La vision s'était réduite à quelques mètres. On s'était laissé prendre de vitesse et piéger en néophyte. Je jetais un oeil à ma montre. Il nous restait une bonne paire d'heure avant la nuit. Je ne me suis pas inquiété outre mesure. On a avancé précautionneusement pour ne pas dévaler en contrebas. S'engager dans le bois nous donnait l'assurance de se perdre.
-Nous, ne sommes pas passé dans les arbres, lui ai-je fait remarquer!
J'ai enfilé mon pull de réserve, et j'ai tendu le sien à Lola. Des touffes de fougères, des myrtilles, mais pas le moindre son de clochettes.
-Je ne sais plus comment sortir de ce foutoir!
-Si au moins on entendait les vaches!
-Ouais on pourrait passer la nuit prés d'elle, on aurait du lait et de la chaleur, ai-je dit pour détendre l'atmosphère.
Un épais silence répondait à l'angoisse de plus en plus palpable.
-Mais où est parti ce connard de clebs?
On s'époumonait à hurler son nom. Face à ce mur blanc compact un écho atténué nous renvoyait désespérément au vide. Il ne fallait pas s'aventurer mais rester sur place. Risquer de se perdre était stupide. Je posais mon sac et j'ai tenté de réfléchir
-Ce n'est pas la période des grands froids, on ne risque rien!
-Si on passe la nuit sous la pluie, ça ne sera pas la première fois a répliqué Lola!
-En plus on ne peut pas faire du feu, je n'ai pas d'allumettes!
Me revenait en mémoire la technique apprise chez les scouts pour démarrer un feu avec des brindilles mortes. Mais pas la peine d'y penser un instant de plus.
-D'abord garder son calme...
Il nous a semblé apercevoir un point plus blanc que le brouillard, puis une tache noire et des oreilles marron.

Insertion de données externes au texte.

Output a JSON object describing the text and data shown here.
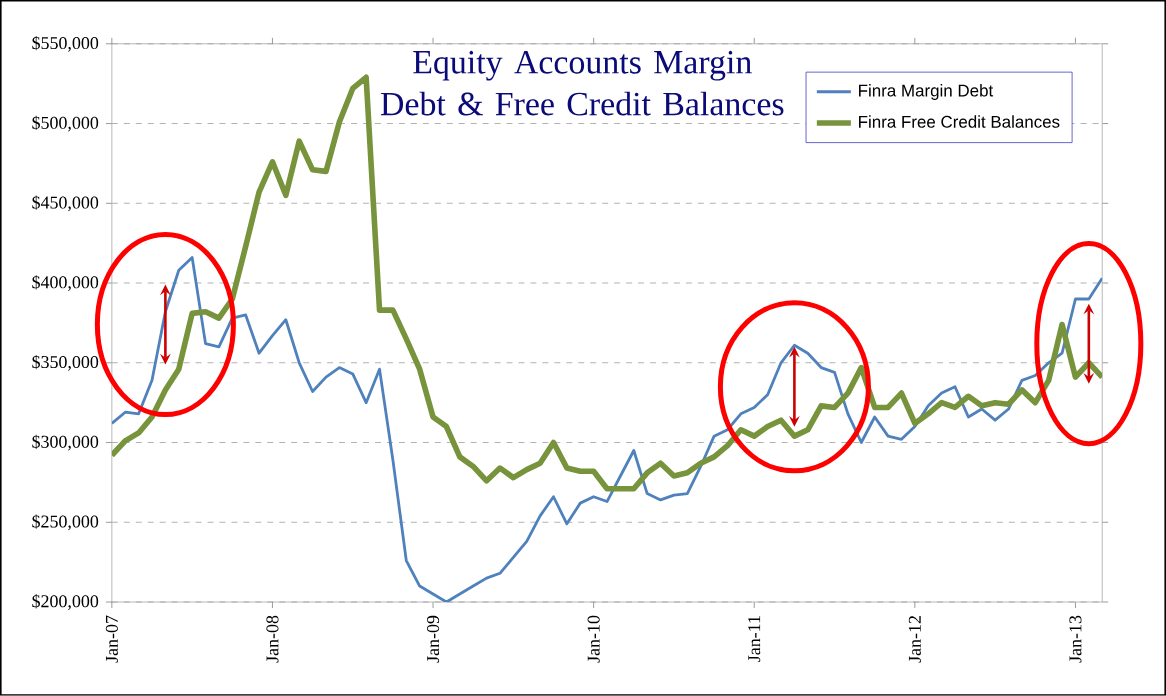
{
  "chart_data": {
    "type": "line",
    "title": "Equity Accounts Margin Debt & Free Credit Balances",
    "x": [
      "2007-01",
      "2007-02",
      "2007-03",
      "2007-04",
      "2007-05",
      "2007-06",
      "2007-07",
      "2007-08",
      "2007-09",
      "2007-10",
      "2007-11",
      "2007-12",
      "2008-01",
      "2008-02",
      "2008-03",
      "2008-04",
      "2008-05",
      "2008-06",
      "2008-07",
      "2008-08",
      "2008-09",
      "2008-10",
      "2008-11",
      "2008-12",
      "2009-01",
      "2009-02",
      "2009-03",
      "2009-04",
      "2009-05",
      "2009-06",
      "2009-07",
      "2009-08",
      "2009-09",
      "2009-10",
      "2009-11",
      "2009-12",
      "2010-01",
      "2010-02",
      "2010-03",
      "2010-04",
      "2010-05",
      "2010-06",
      "2010-07",
      "2010-08",
      "2010-09",
      "2010-10",
      "2010-11",
      "2010-12",
      "2011-01",
      "2011-02",
      "2011-03",
      "2011-04",
      "2011-05",
      "2011-06",
      "2011-07",
      "2011-08",
      "2011-09",
      "2011-10",
      "2011-11",
      "2011-12",
      "2012-01",
      "2012-02",
      "2012-03",
      "2012-04",
      "2012-05",
      "2012-06",
      "2012-07",
      "2012-08",
      "2012-09",
      "2012-10",
      "2012-11",
      "2012-12",
      "2013-01",
      "2013-02",
      "2013-03"
    ],
    "series": [
      {
        "name": "Finra Margin Debt",
        "color": "#4f81bd",
        "values": [
          312000,
          319000,
          318000,
          339000,
          382000,
          408000,
          416000,
          362000,
          360000,
          378000,
          380000,
          356000,
          367000,
          377000,
          350000,
          332000,
          341000,
          347000,
          343000,
          325000,
          346000,
          289000,
          226000,
          210000,
          205000,
          200000,
          205000,
          210000,
          215000,
          218000,
          228000,
          238000,
          254000,
          266000,
          249000,
          262000,
          266000,
          263000,
          279000,
          295000,
          268000,
          264000,
          267000,
          268000,
          285000,
          304000,
          308000,
          318000,
          322000,
          330000,
          350000,
          361000,
          356000,
          347000,
          344000,
          318000,
          300000,
          316000,
          304000,
          302000,
          310000,
          323000,
          331000,
          335000,
          316000,
          321000,
          314000,
          321000,
          339000,
          342000,
          350000,
          356000,
          390000,
          390000,
          403000
        ]
      },
      {
        "name": "Finra Free Credit Balances",
        "color": "#77933c",
        "values": [
          292000,
          301000,
          306000,
          316000,
          333000,
          346000,
          381000,
          382000,
          378000,
          390000,
          423000,
          457000,
          476000,
          455000,
          489000,
          471000,
          470000,
          501000,
          522000,
          529000,
          383000,
          383000,
          365000,
          346000,
          316000,
          310000,
          291000,
          285000,
          276000,
          284000,
          278000,
          283000,
          287000,
          300000,
          284000,
          282000,
          282000,
          271000,
          271000,
          271000,
          281000,
          287000,
          279000,
          281000,
          287000,
          291000,
          298000,
          308000,
          304000,
          310000,
          314000,
          304000,
          308000,
          323000,
          322000,
          331000,
          347000,
          322000,
          322000,
          331000,
          312000,
          318000,
          325000,
          322000,
          329000,
          323000,
          325000,
          324000,
          333000,
          325000,
          339000,
          374000,
          341000,
          350000,
          341000
        ]
      }
    ],
    "xlim": [
      "2007-01",
      "2013-03"
    ],
    "xticks": [
      {
        "value": "2007-01",
        "label": "Jan-07"
      },
      {
        "value": "2008-01",
        "label": "Jan-08"
      },
      {
        "value": "2009-01",
        "label": "Jan-09"
      },
      {
        "value": "2010-01",
        "label": "Jan-10"
      },
      {
        "value": "2011-01",
        "label": "Jan-11"
      },
      {
        "value": "2012-01",
        "label": "Jan-12"
      },
      {
        "value": "2013-01",
        "label": "Jan-13"
      }
    ],
    "ylim": [
      200000,
      550000
    ],
    "yticks": [
      {
        "value": 200000,
        "label": "$200,000"
      },
      {
        "value": 250000,
        "label": "$250,000"
      },
      {
        "value": 300000,
        "label": "$300,000"
      },
      {
        "value": 350000,
        "label": "$350,000"
      },
      {
        "value": 400000,
        "label": "$400,000"
      },
      {
        "value": 450000,
        "label": "$450,000"
      },
      {
        "value": 500000,
        "label": "$500,000"
      },
      {
        "value": 550000,
        "label": "$550,000"
      }
    ],
    "grid": "y",
    "legend": "top right"
  }
}
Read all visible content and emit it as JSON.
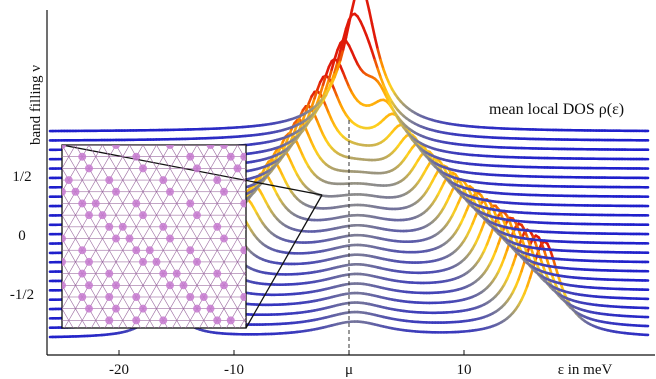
{
  "chart_data": {
    "type": "line",
    "title": "",
    "xlabel": "ε in meV",
    "ylabel": "band filling ν",
    "curve_label": "mean local DOS ρ(ε)",
    "x_ticks": [
      {
        "value": -20,
        "label": "-20"
      },
      {
        "value": -10,
        "label": "-10"
      },
      {
        "value": 0,
        "label": "μ"
      },
      {
        "value": 10,
        "label": "10"
      }
    ],
    "y_ticks": [
      {
        "value": 0.5,
        "label": "1/2"
      },
      {
        "value": 0,
        "label": "0"
      },
      {
        "value": -0.5,
        "label": "-1/2"
      }
    ],
    "xlim": [
      -26,
      26
    ],
    "ylim": [
      -0.95,
      1.05
    ],
    "chemical_potential": 0,
    "series_count": 23,
    "series_filling_range": [
      -0.875,
      0.875
    ],
    "colormap": [
      "#1a1acf",
      "#8c8c8c",
      "#ffd21e",
      "#ff9a00",
      "#e01a0a"
    ],
    "inset": "triangular lattice of sites with magenta dots (kagome-like pattern)"
  }
}
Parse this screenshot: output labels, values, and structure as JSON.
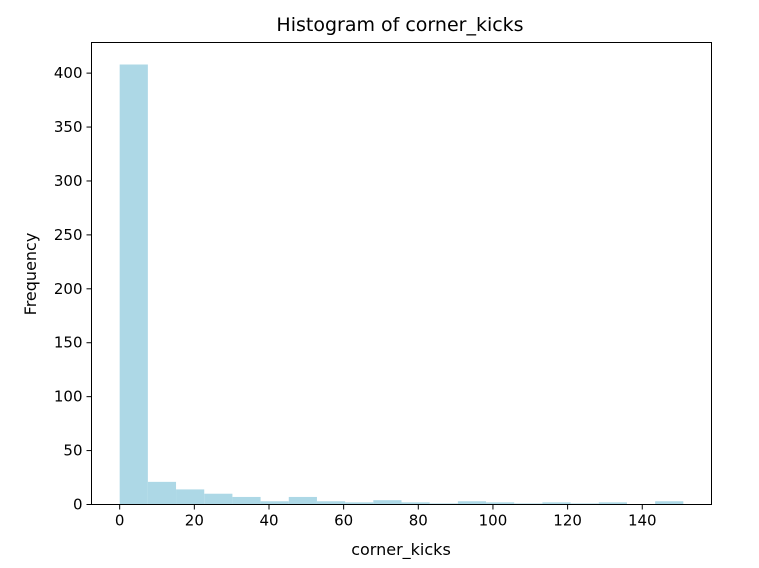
{
  "chart_data": {
    "type": "bar",
    "title": "Histogram of corner_kicks",
    "xlabel": "corner_kicks",
    "ylabel": "Frequency",
    "bin_edges": [
      0,
      7.55,
      15.1,
      22.65,
      30.2,
      37.75,
      45.3,
      52.85,
      60.4,
      67.95,
      75.5,
      83.05,
      90.6,
      98.15,
      105.7,
      113.25,
      120.8,
      128.35,
      135.9,
      143.45,
      151
    ],
    "values": [
      408,
      21,
      14,
      10,
      7,
      3,
      7,
      3,
      2,
      4,
      2,
      1,
      3,
      2,
      1,
      2,
      1,
      2,
      0,
      3
    ],
    "bar_color": "#add8e6",
    "xlim": [
      -7.55,
      158.55
    ],
    "ylim": [
      0,
      428.4
    ],
    "xticks": [
      0,
      20,
      40,
      60,
      80,
      100,
      120,
      140
    ],
    "yticks": [
      0,
      50,
      100,
      150,
      200,
      250,
      300,
      350,
      400
    ],
    "grid": false
  }
}
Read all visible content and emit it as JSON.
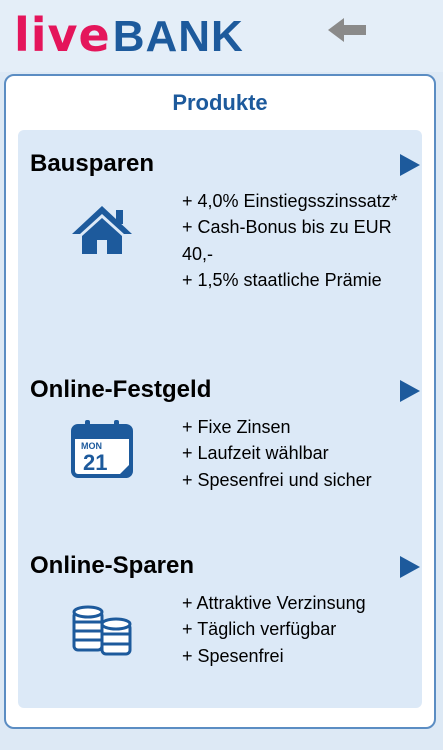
{
  "header": {
    "logo_live": "live",
    "logo_bank": "BANK",
    "back_icon": "back-arrow-icon",
    "colors": {
      "live": "#e4155b",
      "bank": "#1d5a9c"
    }
  },
  "panel": {
    "title": "Produkte"
  },
  "products": [
    {
      "title": "Bausparen",
      "icon": "house-icon",
      "features": [
        "+ 4,0% Einstiegsszinssatz*",
        "+ Cash-Bonus bis zu EUR 40,-",
        "+ 1,5% staatliche Prämie"
      ]
    },
    {
      "title": "Online-Festgeld",
      "icon": "calendar-icon",
      "calendar_day": "MON",
      "calendar_date": "21",
      "features": [
        "+ Fixe Zinsen",
        "+ Laufzeit wählbar",
        "+ Spesenfrei und sicher"
      ]
    },
    {
      "title": "Online-Sparen",
      "icon": "coins-icon",
      "features": [
        "+ Attraktive Verzinsung",
        "+ Täglich verfügbar",
        "+ Spesenfrei"
      ]
    }
  ],
  "accent_color": "#1d5a9c"
}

Ce crétin battait de la queue. Nul doute, il était revenu nous chercher. Il avait compris que quelque chose ne tournait pas rond. Il a aboyé, nous a léché les mains puis a marché devant. Il se retournait souvent pour vérifier qu'on le suivait bien. À cet instant, il m'est apparu d'une intelligence extraordinaire. Joyeux de se sentir utile il se trémoussait. Il nous attendait. On lui faisait entièrement confiance. On n'avait guère le choix. On a entendu à nouveau les clochettes bien qu'on ne distinguait rien dans la brume. On était sur la bonne voie. Il la connaissait la nature, bien mieux que quiconque. J'ai compris pourquoi les bergers s'aidaient dans leur tâche de ces gouffres à bouffe. On a buté sur la voiture aussi blanche que le reste du ciel.
-Bon dieu! Ce taré de chien n’est pas si débile!
Il n'a pas voulu monter dans le coffre et a couru devant la voiture pour nous montrer la route. On était vraiment heureux de l'avoir rencontré au fond d'une étable, ce clébard.